A. Acquisition, diffusion, et valorisation du fonds Joseph-Antoine Canasi
Le fonds Joseph-Antoine Canasi est constitué d’un ensemble documentaire d’envergure, au regard d’une part de la quantité d’archives que composent le fonds, de même que du fait de leur qualité de conservation. Bien que le fonds n’ait pas encore été traité dans son intégralité, celui-ci se compose à date de plus de quarante quatre mille items - il serait question d’exactement de 44 396 entrées - dont il doit être relevé approximativement 1190 productions artistiques.
Le versement provisoire du fonds en vue d’une numérisation documentaire intervient à compter de la convention actée a Nuceta au mois de février 2010 entre l’Université de Corse Pascal Paoli - dont la délégation comprenait principalement la présidence de l’université, la direction de l’UMR LISA et la responsable scientifique de la médiathèque - et la Mairie de Nuceta représentée par le maire de l’époque, Monsieur Paul Paolacci.
Postérieurement, le fonds a pu donner lieu à une campagne de numérisation conséquente, corrélativement à une mise en ligne et diffusion des œuvres et documents d’archives par la M3C. Plusieurs biais de diffusion et de valorisation ont par ailleurs bénéficié à la connaissance du fonds.

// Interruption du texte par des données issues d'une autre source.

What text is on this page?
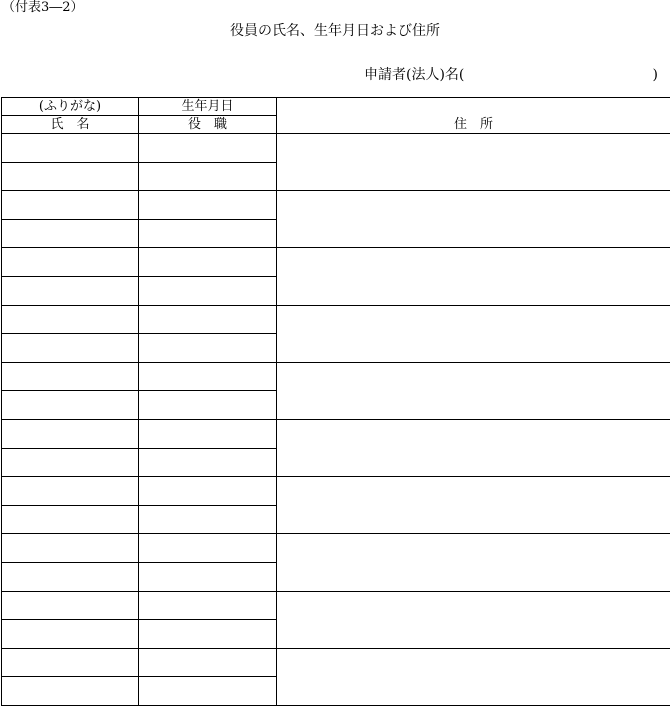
（付表3―2）
役員の氏名、生年月日および住所
申請者(法人)名(	)
(ふりがな)	生年月日	住　所
氏　名	役　職	
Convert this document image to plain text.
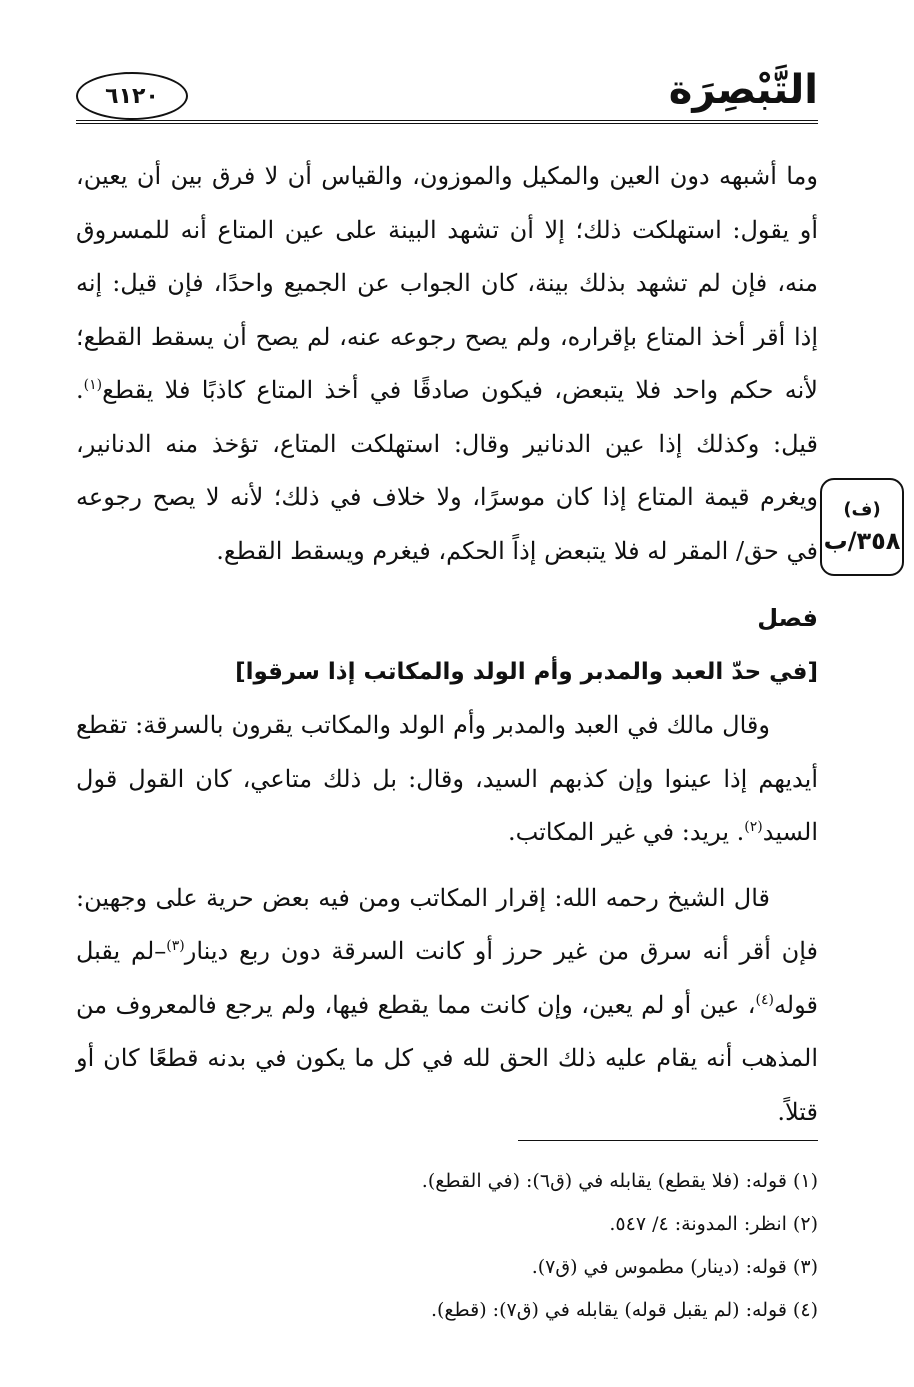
التَّبْصِرَة
٦١٢٠
(ف)
٣٥٨/ب

وما أشبهه دون العين والمكيل والموزون، والقياس أن لا فرق بين أن يعين، أو يقول: استهلكت ذلك؛ إلا أن تشهد البينة على عين المتاع أنه للمسروق منه، فإن لم تشهد بذلك بينة، كان الجواب عن الجميع واحدًا، فإن قيل: إنه إذا أقر أخذ المتاع بإقراره، ولم يصح رجوعه عنه، لم يصح أن يسقط القطع؛ لأنه حكم واحد فلا يتبعض، فيكون صادقًا في أخذ المتاع كاذبًا فلا يقطع$^{(١)}$. قيل: وكذلك إذا عين الدنانير وقال: استهلكت المتاع، تؤخذ منه الدنانير، ويغرم قيمة المتاع إذا كان موسرًا، ولا خلاف في ذلك؛ لأنه لا يصح رجوعه في حق/ المقر له فلا يتبعض إذاً الحكم، فيغرم ويسقط القطع.

فصل

[في حدّ العبد والمدبر وأم الولد والمكاتب إذا سرقوا]

وقال مالك في العبد والمدبر وأم الولد والمكاتب يقرون بالسرقة: تقطع أيديهم إذا عينوا وإن كذبهم السيد، وقال: بل ذلك متاعي، كان القول قول السيد$^{(٢)}$. يريد: في غير المكاتب.

قال الشيخ رحمه الله: إقرار المكاتب ومن فيه بعض حرية على وجهين: فإن أقر أنه سرق من غير حرز أو كانت السرقة دون ربع دينار$^{(٣)}$–لم يقبل قوله$^{(٤)}$، عين أو لم يعين، وإن كانت مما يقطع فيها، ولم يرجع فالمعروف من المذهب أنه يقام عليه ذلك الحق لله في كل ما يكون في بدنه قطعًا كان أو قتلاً.

(١) قوله: (فلا يقطع) يقابله في (ق٦): (في القطع).

(٢) انظر: المدونة: ٤/ ٥٤٧.

(٣) قوله: (دينار) مطموس في (ق٧).

(٤) قوله: (لم يقبل قوله) يقابله في (ق٧): (قطع).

Il est dès lors possible de citer principalement un important travail de médiation culturelle de même que scientifique mené par une partie des enseignants chercheurs de l’UMR LISA, ce qui donne lieu à une restitution du travail effectué à Nuceta en juillet 2022.

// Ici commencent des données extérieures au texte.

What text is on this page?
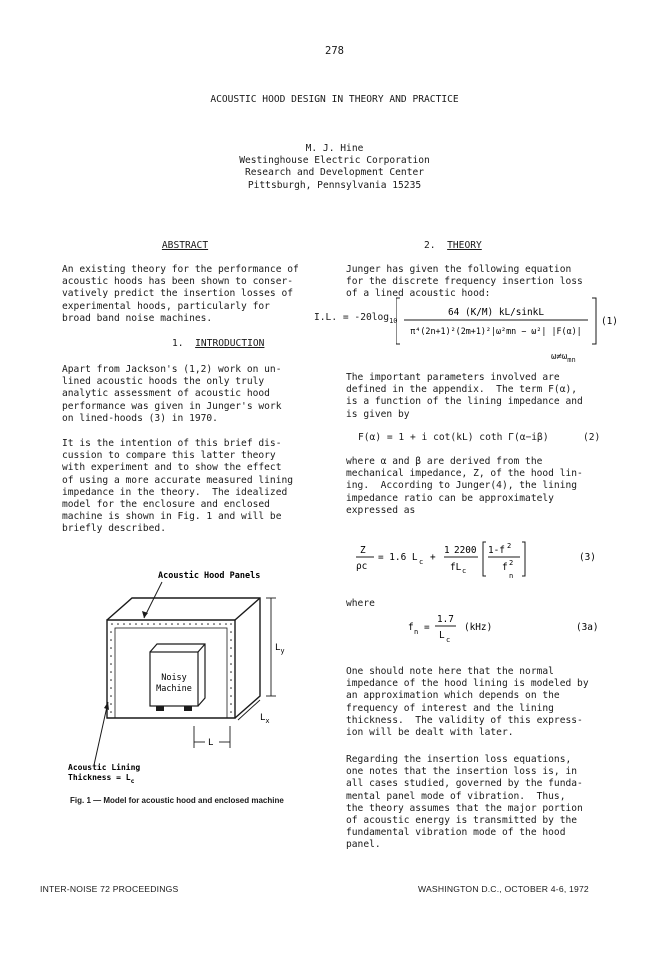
278
ACOUSTIC HOOD DESIGN IN THEORY AND PRACTICE
M. J. Hine
Westinghouse Electric Corporation
Research and Development Center
Pittsburgh, Pennsylvania 15235
ABSTRACT
An existing theory for the performance of
acoustic hoods has been shown to conser-
vatively predict the insertion losses of
experimental hoods, particularly for
broad band noise machines.
1. INTRODUCTION
Apart from Jackson's (1,2) work on un-
lined acoustic hoods the only truly
analytic assessment of acoustic hood
performance was given in Junger's work
on lined-hoods (3) in 1970.
It is the intention of this brief dis-
cussion to compare this latter theory
with experiment and to show the effect
of using a more accurate measured lining
impedance in the theory.  The idealized
model for the enclosure and enclosed
machine is shown in Fig. 1 and will be
briefly described.
Noisy
Machine
Acoustic Hood Panels
$L_y$
$L_x$
L
Acoustic Lining
Thickness = $L_c$
Fig. 1 — Model for acoustic hood and enclosed machine
2. THEORY
Junger has given the following equation
for the discrete frequency insertion loss
of a lined acoustic hood:
I.L. = $-20\log_{10}$
64 (K/M) kL/sinkL
π⁴(2n+1)²(2m+1)²|ω²mn − ω²| |F(α)|
(1)
$\omega\ne\omega_{mn}$
The important parameters involved are
defined in the appendix.  The term F(α),
is a function of the lining impedance and
is given by
F(α) = 1 + i cot(kL) coth Γ(α−iβ)	(2)
where α and β are derived from the
mechanical impedance, Z, of the hood lin-
ing.  According to Junger(4), the lining
impedance ratio can be approximately
expressed as
Z
ρc
= 1.6 L c +
1 2200
fL c
1-f 2
f 2
n
(3)
where
f n =
1.7
L c
(kHz)	(3a)
One should note here that the normal
impedance of the hood lining is modeled by
an approximation which depends on the
frequency of interest and the lining
thickness.  The validity of this express-
ion will be dealt with later.
Regarding the insertion loss equations,
one notes that the insertion loss is, in
all cases studied, governed by the funda-
mental panel mode of vibration.  Thus,
the theory assumes that the major portion
of acoustic energy is transmitted by the
fundamental vibration mode of the hood
panel.
INTER-NOISE 72 PROCEEDINGS	WASHINGTON D.C., OCTOBER 4-6, 1972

De même, l’exposition bilingue itinérante et immersive Joseph-Antoine Canasi, témoin et acteur de son temps (1880-1960), inaugurée le 1er décembre 2022. Réalisée également in situ au village de Nuceta puis exposée au Bâtiment Edmond Simeoni, elle dispose également d’un caractère numérique et « online », ce qui permet de témoigner d’un caractère hybride et de spécificités en accord avec les politiques de diffusion nouvelles. Il est également nécessaire de considérer l’application en réalité augmentée, intitulée « CANASI VR », qui permet une approche du fonds de même que du village d’origine de l’artiste en réalité virtuelle, ce qui offre une place de choix aux représentations picturales réalisées par l’artiste.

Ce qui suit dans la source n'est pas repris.